Project

General

Profile

CDO goes quantum: introduction of the Bra-Ket

Added by Ralf Mueller about 6 years ago

This post is not about a specific operator or module but about a subtle little extension of the chaining of operators on the command line. But some background first ...

The operators built into CDO can be seen as separate functions, where the output of the called function is the input if the calling function. For simple operations this might look like this

cdo -copy -fldmean ifile ofile
ofile = copy(fldmean(ifile)) 
cdo -div -mul afile -selname,var bfile maskfile ofile
ofile = div(mul(afile,selname(var,bfile)),maskfile)

What we use on the command line is the so-called Polish-Notation, that can be written in a parenthesis-free way iff the number of inputs and outputs is fixed for each function.
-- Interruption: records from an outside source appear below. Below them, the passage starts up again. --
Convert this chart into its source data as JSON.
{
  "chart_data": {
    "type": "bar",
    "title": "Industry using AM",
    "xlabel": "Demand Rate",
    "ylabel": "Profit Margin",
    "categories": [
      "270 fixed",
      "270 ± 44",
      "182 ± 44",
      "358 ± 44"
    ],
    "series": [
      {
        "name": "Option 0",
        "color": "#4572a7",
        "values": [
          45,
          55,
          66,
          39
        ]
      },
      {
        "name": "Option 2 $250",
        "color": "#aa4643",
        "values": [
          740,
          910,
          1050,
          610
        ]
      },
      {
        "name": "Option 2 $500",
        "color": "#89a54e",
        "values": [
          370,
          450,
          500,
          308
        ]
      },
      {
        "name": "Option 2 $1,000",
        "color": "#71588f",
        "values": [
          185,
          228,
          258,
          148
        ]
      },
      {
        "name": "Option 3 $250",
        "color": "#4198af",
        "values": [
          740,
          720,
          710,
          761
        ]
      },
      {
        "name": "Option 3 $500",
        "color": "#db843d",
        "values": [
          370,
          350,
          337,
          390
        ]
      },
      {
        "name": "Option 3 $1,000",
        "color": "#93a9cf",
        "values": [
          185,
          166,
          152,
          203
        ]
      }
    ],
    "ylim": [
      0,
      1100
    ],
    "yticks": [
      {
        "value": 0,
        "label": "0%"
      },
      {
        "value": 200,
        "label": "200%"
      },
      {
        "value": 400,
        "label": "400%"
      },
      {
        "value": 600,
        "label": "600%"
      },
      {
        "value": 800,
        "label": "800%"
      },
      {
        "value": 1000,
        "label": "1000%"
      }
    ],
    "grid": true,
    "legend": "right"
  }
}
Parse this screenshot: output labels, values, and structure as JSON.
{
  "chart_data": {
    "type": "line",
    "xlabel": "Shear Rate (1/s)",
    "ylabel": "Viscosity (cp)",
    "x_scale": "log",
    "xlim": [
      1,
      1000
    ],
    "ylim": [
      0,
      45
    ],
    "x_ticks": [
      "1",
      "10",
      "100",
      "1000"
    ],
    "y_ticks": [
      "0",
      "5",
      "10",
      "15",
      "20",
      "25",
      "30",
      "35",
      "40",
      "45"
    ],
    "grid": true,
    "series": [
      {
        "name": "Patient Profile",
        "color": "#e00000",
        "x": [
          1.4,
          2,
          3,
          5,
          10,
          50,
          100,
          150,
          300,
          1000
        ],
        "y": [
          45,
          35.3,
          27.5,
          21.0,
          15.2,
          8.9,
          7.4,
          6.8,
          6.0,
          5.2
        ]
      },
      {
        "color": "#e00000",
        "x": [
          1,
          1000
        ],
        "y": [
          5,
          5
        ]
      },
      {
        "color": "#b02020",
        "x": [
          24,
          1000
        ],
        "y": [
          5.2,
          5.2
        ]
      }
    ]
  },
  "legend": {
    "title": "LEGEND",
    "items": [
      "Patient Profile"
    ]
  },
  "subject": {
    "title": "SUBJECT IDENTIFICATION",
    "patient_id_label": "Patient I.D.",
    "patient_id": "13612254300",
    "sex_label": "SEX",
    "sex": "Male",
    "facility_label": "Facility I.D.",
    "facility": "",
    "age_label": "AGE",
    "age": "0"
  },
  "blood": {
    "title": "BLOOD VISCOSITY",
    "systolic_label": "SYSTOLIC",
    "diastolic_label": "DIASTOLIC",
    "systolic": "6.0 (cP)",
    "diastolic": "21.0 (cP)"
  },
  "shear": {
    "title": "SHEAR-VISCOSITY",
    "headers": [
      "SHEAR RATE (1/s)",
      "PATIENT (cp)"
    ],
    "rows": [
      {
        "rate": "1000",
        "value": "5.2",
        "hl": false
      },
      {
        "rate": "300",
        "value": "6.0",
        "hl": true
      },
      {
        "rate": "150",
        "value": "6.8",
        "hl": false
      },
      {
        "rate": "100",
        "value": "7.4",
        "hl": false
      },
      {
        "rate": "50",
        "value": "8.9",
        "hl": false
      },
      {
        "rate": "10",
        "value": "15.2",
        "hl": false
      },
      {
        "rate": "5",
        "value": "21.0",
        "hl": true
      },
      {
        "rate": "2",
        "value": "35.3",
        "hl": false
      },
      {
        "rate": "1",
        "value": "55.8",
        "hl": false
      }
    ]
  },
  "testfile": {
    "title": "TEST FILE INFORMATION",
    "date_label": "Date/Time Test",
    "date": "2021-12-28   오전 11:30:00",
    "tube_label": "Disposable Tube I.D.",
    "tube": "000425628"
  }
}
Consequently there is the need for a special handling for operators with an arbitrary number of inputs or outputs. For inputs these operators are

after enspctl gather outputext selall
afterburner ensrange graph outputf select
cat ensrkhist_space info outputfld sinfo
collgrid ensrkhist_time infoc outputint sinfoc
copy ensrkhistspace infon outputkey sinfon
delete ensrkhisttime infop outputsrv sinfop
ensavg ensroc infos outputtab sinfov
ensbrs ensskew infov outputts sorttaxis
enscrps ensstd map outputxyz sorttimestamp
enskurt ensstd1 merge seinfo szip
ensmax enssum mergetime seinfoc xinfon
ensmean ensvar output seinfon ensmin
ensvar1 outputarr seinfop

For outputs the list is

distgrid eofcoeff eofcoeff3d intyear
scatter splitcode splitday splitgrid
splithour splitlevel splitmon splitname
splitparam splitrec splitseas splitsel
splittabnum splitvar splityear splityearmon
splitzaxis

Arbitrary Outputs

For operators with arbitrary outputs the rule is simple: Since the calling operator of such an operation cannot not know, how many inputs to read from, it is only allowed to call these operators at the very end of a chain. Hence the outputs are always files on disk.

Arbitrary Inputs

Here the rule is different: Operators with an arbitrary number of inputs behave greedy (like regular expressions), which means: they read as many inputs as possible. This leads to a limitation, because such operators cannot be part of complex chains, that involve operators with more than one input stream. The consequence is, that operators like cat and merge are mostly used in stand-alone calls, because their ability for chaining is somewhat limited.

Lets have a look at an example:

cdo -infov -div -fldmean -cat   -for,1,10 -mulc,-1 -for,1,5   -fldmax -topo 

Don't get confused by the fact, that there is no input data file: -for and -topo create the inputs and -infov writes to stdout. Hence I can illustrate things without going into the details of special input files.

The above call does not work because -cat is greedy (typical for a cat, btw - I love cats ...):

% cdo -infov -div -fldmean -cat   -for,1,10 -mulc,-1 -for,1,5   -fldmax -topo

cdo (Abort): Too few streams specified! Operator -div needs 2 input and 1 output streams.

What happened? -div needs two input streams and one output stream, but our -cat has claimed all possible streams on its right hand side as input and didn't leave anything for the remaining input or output stream of -div.

How to deal with that? A change in the processing rule is unlikely to help here: Limit the number of inputs to 2 would lead in even longer chains like

cdo -cat afile -cat bfile -cat cfile dfile outfile
- certainly nothing readable. The solution is: Re-Introduce a parenthesis, but only if needed! On the Unix-command line there are not so many signs left for that purpose. That's why we decided to take the detached square bracket for that, i.e. a square bracket that has a space on the left and right of it.

The above call now looks like

cdo -infov -div -fldmean -cat [ -for,1,10 -mulc,-1 -for,1,5 ] -fldmax -topo 
and it works perfectly with cdo-1.9.5. It's even a lot more readable: -div's first input is -fldmean -cat [ -for,1,10 -mulc,-1 -for,1,5 ] and its second is -fldmax -topo.

Please come up with some other use-cases!